By Victoria Rousay, published Jan 21, 2021

Take-home Messages
  • Top-down processing is perceiving the world around us by drawing from what we already know in order to interpret new information [Gregory, 1970].
  • Top-down theories are hypotheses-driven, and stress the importance of higher mental processes such as expectations, beliefs, values and social influences.
  • Throughout our lifetime we construct schemas, which consist of past experiences, prior knowledge, emotions, and expectations, and then use these schemas to form hypotheses upon the arrival of new information.
  • Gregorys theory argues that because of the ceaseless stream of stimuli that we are required to process every day, equally attending to each sensation would be entirely too demanding and overwhelm us as individuals.
  • In other words, the use of our senses to perceive incoming information is not enough and the use of prior knowledge and experiences is necessary in order to hypothesize the meanings of new information.

Table of contents

  1. What is top-down processing?
  2. Why we use top-down processing?
  3. Influences on top-down processing
  4. Examples of top-down processing
  5. Bayesian Approach

What is Top-Down Processing?

Top-down processing involves the brain 'sending down' stored information to the sensory system as it receives information from the stimulus, enabling a plausible hypothesis to be made without the need to analyze every feature of the stimulus.

Thus, top-down processing is using the contextual information of things that we already know or have already experienced in combination with our senses to perceive new information.

In top-down processing, perceptions are interpreted from individual frameworks that help us perceive and interpret information.

These frameworks, also known as schemas, are constructed from past experiences, prior knowledge, emotions, and expectations [Piaget, 1953].

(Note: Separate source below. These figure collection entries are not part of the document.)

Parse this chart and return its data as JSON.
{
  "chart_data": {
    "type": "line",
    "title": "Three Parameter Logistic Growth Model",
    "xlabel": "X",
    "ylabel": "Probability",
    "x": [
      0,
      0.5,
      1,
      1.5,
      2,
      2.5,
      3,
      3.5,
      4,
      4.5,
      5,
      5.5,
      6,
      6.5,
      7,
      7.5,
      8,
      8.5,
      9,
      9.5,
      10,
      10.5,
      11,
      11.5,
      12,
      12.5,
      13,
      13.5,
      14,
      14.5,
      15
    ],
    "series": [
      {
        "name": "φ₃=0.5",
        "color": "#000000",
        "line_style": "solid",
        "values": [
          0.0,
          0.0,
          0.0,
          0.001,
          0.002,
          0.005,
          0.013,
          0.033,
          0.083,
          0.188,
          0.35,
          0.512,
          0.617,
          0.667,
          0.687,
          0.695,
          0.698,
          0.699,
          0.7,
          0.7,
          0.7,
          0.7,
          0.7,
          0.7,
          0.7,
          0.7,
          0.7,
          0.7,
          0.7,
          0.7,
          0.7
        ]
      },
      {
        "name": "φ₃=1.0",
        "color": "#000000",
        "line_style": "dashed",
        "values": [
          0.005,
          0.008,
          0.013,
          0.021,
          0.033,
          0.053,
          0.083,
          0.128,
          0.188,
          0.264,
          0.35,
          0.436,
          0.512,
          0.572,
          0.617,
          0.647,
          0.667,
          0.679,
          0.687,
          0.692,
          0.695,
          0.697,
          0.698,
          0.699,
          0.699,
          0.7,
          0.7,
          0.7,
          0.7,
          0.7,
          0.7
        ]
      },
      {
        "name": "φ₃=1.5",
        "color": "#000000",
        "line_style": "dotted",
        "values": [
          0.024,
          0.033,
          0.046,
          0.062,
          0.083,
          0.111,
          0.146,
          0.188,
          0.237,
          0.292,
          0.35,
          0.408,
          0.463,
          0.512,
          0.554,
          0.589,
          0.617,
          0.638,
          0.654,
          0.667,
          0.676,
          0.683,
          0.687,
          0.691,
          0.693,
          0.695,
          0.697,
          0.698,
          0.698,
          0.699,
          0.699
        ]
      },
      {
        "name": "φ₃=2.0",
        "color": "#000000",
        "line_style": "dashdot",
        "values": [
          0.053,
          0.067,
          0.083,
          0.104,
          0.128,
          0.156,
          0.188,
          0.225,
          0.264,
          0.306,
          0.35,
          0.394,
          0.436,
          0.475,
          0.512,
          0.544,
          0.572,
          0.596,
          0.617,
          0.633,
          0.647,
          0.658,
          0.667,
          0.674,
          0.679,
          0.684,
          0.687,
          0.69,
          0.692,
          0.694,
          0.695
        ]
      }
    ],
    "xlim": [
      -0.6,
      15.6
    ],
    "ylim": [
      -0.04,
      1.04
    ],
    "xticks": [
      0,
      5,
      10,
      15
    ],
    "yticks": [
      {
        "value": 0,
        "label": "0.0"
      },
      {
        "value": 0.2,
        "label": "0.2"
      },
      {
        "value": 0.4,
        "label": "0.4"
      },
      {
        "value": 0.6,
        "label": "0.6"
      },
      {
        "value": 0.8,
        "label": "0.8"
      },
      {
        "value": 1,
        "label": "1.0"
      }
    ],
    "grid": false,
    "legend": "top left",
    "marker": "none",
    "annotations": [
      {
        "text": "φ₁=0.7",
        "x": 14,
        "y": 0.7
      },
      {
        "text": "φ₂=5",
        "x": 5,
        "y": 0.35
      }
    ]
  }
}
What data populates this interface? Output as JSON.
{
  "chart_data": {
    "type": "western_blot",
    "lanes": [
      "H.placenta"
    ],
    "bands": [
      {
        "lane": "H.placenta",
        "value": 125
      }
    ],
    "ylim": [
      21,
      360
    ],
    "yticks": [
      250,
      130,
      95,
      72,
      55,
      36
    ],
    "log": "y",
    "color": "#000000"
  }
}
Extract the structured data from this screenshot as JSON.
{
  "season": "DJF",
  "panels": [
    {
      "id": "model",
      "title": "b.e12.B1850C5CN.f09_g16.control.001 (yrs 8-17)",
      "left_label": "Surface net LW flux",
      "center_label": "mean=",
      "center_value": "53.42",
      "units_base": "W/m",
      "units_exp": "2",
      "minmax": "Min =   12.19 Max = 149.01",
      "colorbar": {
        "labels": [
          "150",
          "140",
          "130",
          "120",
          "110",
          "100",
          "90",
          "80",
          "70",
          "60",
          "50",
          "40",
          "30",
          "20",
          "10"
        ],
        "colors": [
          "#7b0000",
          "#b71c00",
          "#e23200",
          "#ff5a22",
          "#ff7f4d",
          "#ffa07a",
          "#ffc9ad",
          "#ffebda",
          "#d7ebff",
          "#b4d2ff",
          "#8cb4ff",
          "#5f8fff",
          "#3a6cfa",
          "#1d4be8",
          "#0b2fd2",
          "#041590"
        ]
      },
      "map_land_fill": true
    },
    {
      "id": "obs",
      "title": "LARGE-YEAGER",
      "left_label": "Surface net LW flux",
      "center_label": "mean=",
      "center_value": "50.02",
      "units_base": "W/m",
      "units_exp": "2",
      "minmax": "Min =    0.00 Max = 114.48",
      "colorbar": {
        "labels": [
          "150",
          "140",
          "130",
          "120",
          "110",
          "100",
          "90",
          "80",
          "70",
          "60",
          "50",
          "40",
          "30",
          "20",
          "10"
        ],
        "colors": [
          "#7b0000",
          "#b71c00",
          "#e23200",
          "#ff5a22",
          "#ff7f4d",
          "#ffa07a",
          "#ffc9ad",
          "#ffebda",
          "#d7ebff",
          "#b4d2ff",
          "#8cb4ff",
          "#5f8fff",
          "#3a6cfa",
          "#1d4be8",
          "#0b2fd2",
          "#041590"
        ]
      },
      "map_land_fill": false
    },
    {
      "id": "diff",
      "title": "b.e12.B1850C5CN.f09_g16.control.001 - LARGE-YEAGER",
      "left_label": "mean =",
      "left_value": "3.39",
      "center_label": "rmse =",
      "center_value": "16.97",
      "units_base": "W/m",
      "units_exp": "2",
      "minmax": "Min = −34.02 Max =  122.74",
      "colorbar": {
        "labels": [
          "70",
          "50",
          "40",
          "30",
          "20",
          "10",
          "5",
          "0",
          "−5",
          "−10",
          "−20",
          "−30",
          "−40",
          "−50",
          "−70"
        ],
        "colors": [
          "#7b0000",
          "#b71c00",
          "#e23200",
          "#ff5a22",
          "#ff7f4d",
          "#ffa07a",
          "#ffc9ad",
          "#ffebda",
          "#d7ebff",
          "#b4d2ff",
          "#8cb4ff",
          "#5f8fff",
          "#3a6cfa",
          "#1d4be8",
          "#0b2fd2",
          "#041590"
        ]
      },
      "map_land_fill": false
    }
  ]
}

Why we use Top-Down Processing?

British psychologist Richard Gregory [1970] proposed that the process of perception is constructive and is dependent upon top-down processing in order to interpret new information.

He argued that the use of sensory information alone is an insufficient form of perceptual processing as the majority of information [over 90%] is lost between the time new stimuli reaches the eye and arrives to the brain, requiring the use of contextual information from prior knowledge and experiences to properly perceive information.